The Department of Justice has challenged Vermont’s climate law, arguing that the state is attempting to regulate greenhouse gas emissions in a way that conflicts with federal authority under the Clean Air Act. Legal analysts say the case centers on whether federal law preempts state efforts to address climate damages through their own regulations.

The administration’s position is contradictory, said Kate Sinding Daly, senior vice president of law and policy at the Boston-based Conservation Law Foundation. If the EPA claims it doesn’t have authority to regulate greenhouse gas emissions, it would be difficult to justify blocking states from adopting their own standards to address the same issue. 

The EPA portrayed the repeal as a major economic benefit.
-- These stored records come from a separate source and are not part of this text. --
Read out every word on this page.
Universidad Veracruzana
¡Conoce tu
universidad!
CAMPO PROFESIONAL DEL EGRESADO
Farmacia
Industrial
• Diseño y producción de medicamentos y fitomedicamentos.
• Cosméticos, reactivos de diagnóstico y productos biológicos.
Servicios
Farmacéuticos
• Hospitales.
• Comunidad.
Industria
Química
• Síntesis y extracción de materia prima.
Based on its findings, eliminating greenhouse gas vehicle standards could result in more than $1.3 trillion in savings between 2027 and 2055, including an estimated $2,400 reduction in cost of new vehicles. 
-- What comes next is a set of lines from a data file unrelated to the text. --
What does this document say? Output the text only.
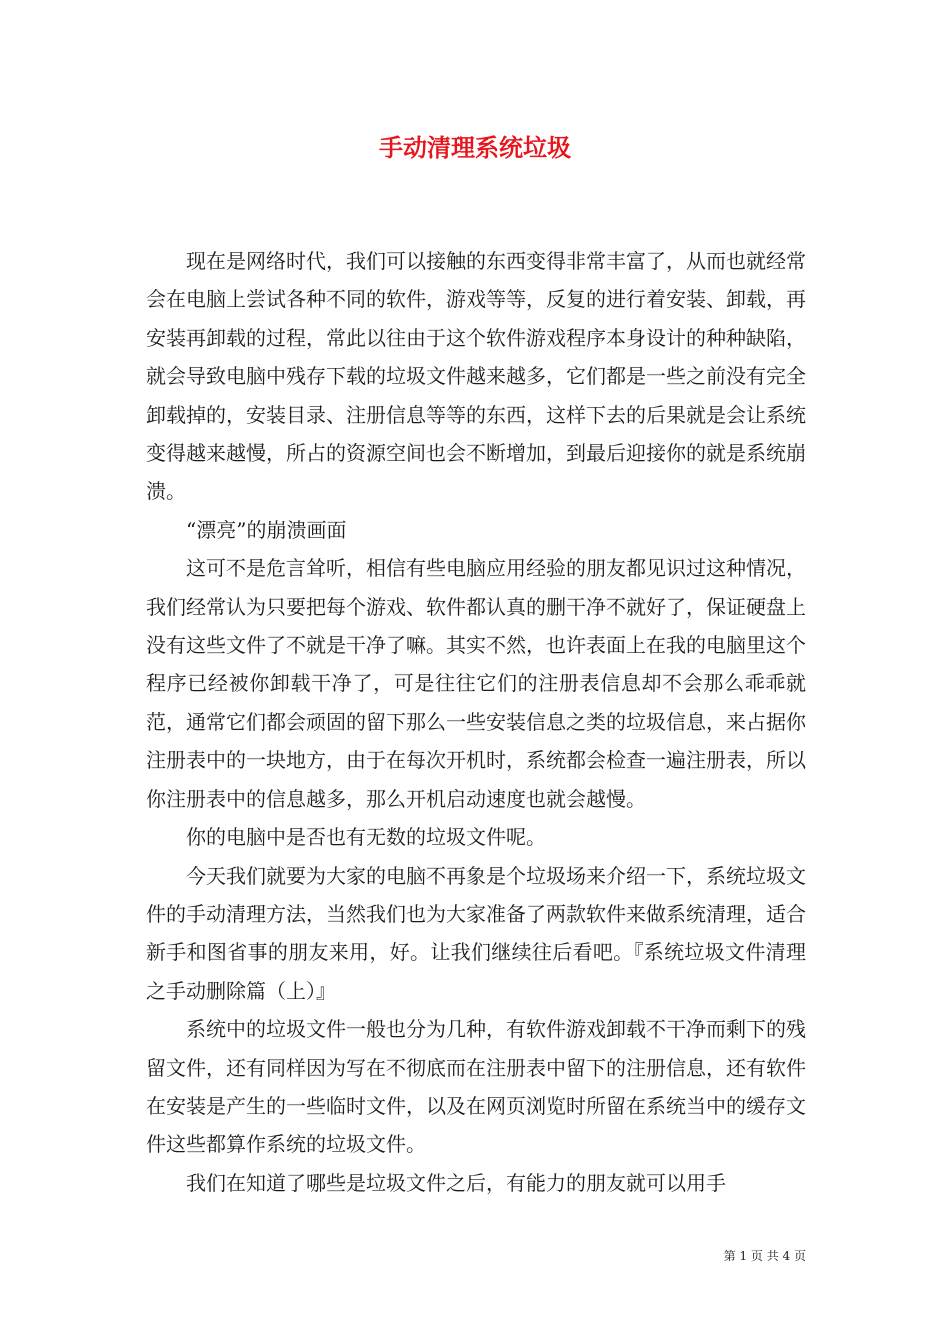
手动清理系统垃圾

现在是网络时代，我们可以接触的东西变得非常丰富了，从而也就经常会在电脑上尝试各种不同的软件，游戏等等，反复的进行着安装、卸载，再安装再卸载的过程，常此以往由于这个软件游戏程序本身设计的种种缺陷，就会导致电脑中残存下载的垃圾文件越来越多，它们都是一些之前没有完全卸载掉的，安装目录、注册信息等等的东西，这样下去的后果就是会让系统变得越来越慢，所占的资源空间也会不断增加，到最后迎接你的就是系统崩溃。

“漂亮”的崩溃画面

这可不是危言耸听，相信有些电脑应用经验的朋友都见识过这种情况，我们经常认为只要把每个游戏、软件都认真的删干净不就好了，保证硬盘上没有这些文件了不就是干净了嘛。其实不然，也许表面上在我的电脑里这个程序已经被你卸载干净了，可是往往它们的注册表信息却不会那么乖乖就范，通常它们都会顽固的留下那么一些安装信息之类的垃圾信息，来占据你注册表中的一块地方，由于在每次开机时，系统都会检查一遍注册表，所以你注册表中的信息越多，那么开机启动速度也就会越慢。

你的电脑中是否也有无数的垃圾文件呢。

今天我们就要为大家的电脑不再象是个垃圾场来介绍一下，系统垃圾文件的手动清理方法，当然我们也为大家准备了两款软件来做系统清理，适合新手和图省事的朋友来用，好。让我们继续往后看吧。『系统垃圾文件清理之手动删除篇（上）』

系统中的垃圾文件一般也分为几种，有软件游戏卸载不干净而剩下的残留文件，还有同样因为写在不彻底而在注册表中留下的注册信息，还有软件在安装是产生的一些临时文件，以及在网页浏览时所留在系统当中的缓存文件这些都算作系统的垃圾文件。

我们在知道了哪些是垃圾文件之后，有能力的朋友就可以用手

第 1 页 共 4 页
Courtenay questioned the EPA’s analysis. “There are some interesting decisions made about what costs and benefits they did and did not model and it’s part of coming up with that figure and what types of an environmental and health costs they did and did not quantify,” Courtenay said.

Courtenay said the Obama-era endangerment findings served as the legal trigger for federal greenhouse gas regulations, allowing the EPA to move forward with emissions standards once it determined those pollutants posed a danger.

Pitt said the repeal is largely about removing the legal framework that supports existing climate regulations. It is likely to open the door to removing additional environmental protections tied to greenhouse gas emissions.